3. The apparatus of claim 2, said biasing means comprising an elastomeric member having a biasing force which is a non-linear function of said elastomeric member's compression.

4. The apparatus of claim 1, wherein said weight member is engageable with said housing structure when said weight member occupies a rotatably balanced position.

5. The apparatus of claim 1 wherein said connection member extends between said weight member and said engagement member through said biasing means.

6. The apparatus of claim 1 wherein said housing structure has a counterbore formed therein, said counterbore having a terminating, engagement face for abutting said engagement member and preventing displacement of said engagement member therebeyond.

7. The apparatus of claim 6 further comprising an engagement ring disposed adjacent said engagement face and secured to said housing structure for augmenting the engagement bearing area between said housing structure and said engagement member.

8. An apparatus for inducing vibration, said apparatus comprising:
a shaft arrangement which is rotatable about a longitudinal axis, said shaft arrangement having a housing structure including a guiding wall and a guide surface separated therefrom;
a weight member radially displaceable relative to said longitudinal axis between a rotatably balanced position and a maximum rotatably unbalanced position;

a compression structure disposed in said housing structure, said compression structure being joined to said weight member, so as to move therewith, said compression structure being guided by said guiding wall and said guide surface; and means disposed between said compression structure and said housing structure for biasing said weight member and compression structure towards said rotatably balanced position, said biasing means being centered on said longitudinal axis when said weight member occupies said rotatably balanced position.

9. The apparatus of claim 8, wherein said biasing means comprises:
a deformable, elastomeric member having a biasing force which is a non-linear function of said elastomeric member's compression.

10. The apparatus of claim 8, said compression structure comprising:
an engagement member and a connection member, said engagement member being engageable with said biasing means and said connection member joining said engagement member and said weight member.

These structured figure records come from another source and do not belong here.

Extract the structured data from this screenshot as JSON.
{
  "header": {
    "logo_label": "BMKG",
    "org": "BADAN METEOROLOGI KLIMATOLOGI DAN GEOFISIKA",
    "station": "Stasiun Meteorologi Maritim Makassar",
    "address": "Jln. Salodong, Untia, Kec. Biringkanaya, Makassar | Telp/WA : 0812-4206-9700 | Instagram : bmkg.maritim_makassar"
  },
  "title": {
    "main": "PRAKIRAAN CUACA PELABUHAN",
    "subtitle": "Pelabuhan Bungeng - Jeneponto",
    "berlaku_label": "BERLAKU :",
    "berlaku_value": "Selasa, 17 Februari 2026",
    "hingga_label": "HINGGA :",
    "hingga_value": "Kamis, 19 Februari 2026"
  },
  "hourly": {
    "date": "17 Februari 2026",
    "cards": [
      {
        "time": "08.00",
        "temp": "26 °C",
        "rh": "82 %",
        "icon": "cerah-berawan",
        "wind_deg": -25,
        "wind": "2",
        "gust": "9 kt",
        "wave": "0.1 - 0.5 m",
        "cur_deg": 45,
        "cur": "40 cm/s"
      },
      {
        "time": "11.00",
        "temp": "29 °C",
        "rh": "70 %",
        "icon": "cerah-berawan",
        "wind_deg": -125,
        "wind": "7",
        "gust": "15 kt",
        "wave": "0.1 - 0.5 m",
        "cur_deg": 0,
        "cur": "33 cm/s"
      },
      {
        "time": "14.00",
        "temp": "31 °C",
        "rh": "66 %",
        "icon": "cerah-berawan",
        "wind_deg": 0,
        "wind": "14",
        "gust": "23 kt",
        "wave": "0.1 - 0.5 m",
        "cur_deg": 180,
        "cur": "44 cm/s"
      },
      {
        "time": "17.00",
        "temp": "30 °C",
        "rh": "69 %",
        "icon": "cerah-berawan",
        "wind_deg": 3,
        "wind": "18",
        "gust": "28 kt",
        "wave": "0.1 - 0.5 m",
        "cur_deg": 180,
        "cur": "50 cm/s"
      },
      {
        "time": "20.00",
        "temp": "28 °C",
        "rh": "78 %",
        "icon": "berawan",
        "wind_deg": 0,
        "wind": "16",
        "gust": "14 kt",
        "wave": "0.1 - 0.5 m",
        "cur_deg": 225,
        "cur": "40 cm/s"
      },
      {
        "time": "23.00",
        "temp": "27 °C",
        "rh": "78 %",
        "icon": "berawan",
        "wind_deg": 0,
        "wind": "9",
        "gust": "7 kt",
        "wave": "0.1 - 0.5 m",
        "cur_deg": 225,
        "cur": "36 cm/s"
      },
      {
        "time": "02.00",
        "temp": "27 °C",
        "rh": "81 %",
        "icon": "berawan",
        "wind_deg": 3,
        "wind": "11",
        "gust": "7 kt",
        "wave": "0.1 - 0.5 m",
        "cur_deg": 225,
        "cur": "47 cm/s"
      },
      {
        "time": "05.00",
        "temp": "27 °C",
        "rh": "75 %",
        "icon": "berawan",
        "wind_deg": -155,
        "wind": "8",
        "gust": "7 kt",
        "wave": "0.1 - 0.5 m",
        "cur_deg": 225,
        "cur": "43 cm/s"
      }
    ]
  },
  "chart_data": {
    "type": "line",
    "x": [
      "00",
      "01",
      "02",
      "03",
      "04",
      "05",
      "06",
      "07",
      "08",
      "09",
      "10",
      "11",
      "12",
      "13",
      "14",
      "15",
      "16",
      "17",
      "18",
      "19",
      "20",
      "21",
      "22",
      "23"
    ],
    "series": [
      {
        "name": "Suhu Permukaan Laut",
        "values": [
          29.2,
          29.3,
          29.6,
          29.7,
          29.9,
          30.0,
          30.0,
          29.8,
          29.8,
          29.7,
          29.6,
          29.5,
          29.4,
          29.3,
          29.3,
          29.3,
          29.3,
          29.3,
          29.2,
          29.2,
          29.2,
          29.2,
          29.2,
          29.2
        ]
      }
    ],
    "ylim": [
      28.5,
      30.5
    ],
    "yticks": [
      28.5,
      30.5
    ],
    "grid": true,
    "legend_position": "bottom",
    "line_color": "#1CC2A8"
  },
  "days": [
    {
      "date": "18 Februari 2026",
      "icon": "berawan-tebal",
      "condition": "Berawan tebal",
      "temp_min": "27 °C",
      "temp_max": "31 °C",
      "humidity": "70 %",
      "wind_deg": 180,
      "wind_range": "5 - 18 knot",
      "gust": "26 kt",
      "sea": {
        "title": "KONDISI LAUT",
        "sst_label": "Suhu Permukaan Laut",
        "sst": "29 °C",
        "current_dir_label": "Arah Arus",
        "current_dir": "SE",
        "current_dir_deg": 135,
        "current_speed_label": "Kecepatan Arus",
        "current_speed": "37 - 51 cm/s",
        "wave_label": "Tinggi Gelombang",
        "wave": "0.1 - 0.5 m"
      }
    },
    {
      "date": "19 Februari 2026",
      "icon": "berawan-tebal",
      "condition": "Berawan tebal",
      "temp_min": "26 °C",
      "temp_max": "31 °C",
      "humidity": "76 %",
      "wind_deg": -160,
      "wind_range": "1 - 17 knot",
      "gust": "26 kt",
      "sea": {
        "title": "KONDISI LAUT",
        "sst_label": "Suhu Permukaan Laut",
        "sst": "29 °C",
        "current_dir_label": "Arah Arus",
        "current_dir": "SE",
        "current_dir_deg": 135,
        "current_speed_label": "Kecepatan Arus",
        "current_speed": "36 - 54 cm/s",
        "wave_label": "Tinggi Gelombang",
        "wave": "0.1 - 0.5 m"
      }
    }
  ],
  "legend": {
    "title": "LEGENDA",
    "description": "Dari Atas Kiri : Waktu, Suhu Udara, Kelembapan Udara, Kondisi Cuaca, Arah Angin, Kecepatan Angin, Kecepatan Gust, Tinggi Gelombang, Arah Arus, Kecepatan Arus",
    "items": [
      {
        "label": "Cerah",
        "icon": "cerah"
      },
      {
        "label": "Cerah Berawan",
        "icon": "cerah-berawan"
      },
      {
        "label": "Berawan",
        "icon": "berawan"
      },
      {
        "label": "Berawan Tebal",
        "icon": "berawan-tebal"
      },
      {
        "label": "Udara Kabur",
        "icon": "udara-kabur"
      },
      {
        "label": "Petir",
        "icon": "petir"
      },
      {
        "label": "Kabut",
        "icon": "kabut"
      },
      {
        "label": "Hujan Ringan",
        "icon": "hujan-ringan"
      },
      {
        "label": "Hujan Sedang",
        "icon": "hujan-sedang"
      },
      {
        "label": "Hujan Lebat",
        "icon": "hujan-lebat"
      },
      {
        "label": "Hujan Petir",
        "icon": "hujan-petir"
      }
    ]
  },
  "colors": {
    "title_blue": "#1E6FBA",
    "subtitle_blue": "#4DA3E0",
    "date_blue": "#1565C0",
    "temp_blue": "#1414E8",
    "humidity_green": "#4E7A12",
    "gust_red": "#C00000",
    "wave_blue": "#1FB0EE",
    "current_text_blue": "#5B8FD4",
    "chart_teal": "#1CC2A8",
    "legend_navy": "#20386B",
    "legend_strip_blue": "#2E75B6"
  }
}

11. The apparatus of claim 10, wherein said weight member is engageable with said housing when said weight member occupies said rotatably balanced position.

12. The apparatus of claim 8 further comprising:
means for sealing between said compression structure and said housing structure.

13. The apparatus of claim 12 further comprising:
means for fluidly sealing said housing structure.

14. The apparatus of claim 10 wherein said connection member extends between said weight member and said engagement member through said biasing means.

15. The apparatus of claim 10 wherein said housing structure has a counterbore formed therein, said counterbore having a terminating, engagement face for abutting said engagement member and preventing displacement of said engagement member therebeyond.

16. The apparatus of claim 15 wherein said guide surface and said guide wall are disposed on opposite sides of said biasing means.

17. A vibratory compactor comprising:
a drum which is rotatable about an axis;
a shaft arrangement which is rotatable about a longitudinal axis, said shaft arrangement including a housing structure, having a guiding wall and a guide surface;
a weight member transversely offset relative to said longitudinal axis and displaceable along a path perpendicular to said longitudinal axis;
a compression structure having an engagement member disposed in said housing and a connection member joining said engagement member and said weight member, said engagement member being piloted by said guiding wall and said connection member being piloted by said guide surface;

means for biasing said weight member and compression structure in a direction tending to reduce the offset of the weight member and displace said weight member and compression structure toward a rotatably balanced position relative to said longitudinal axis;
means for rotatably supporting said shaft arrangement in said drum; and means for rotating said shaft arrangement at a selected speed about said longitudinal axis.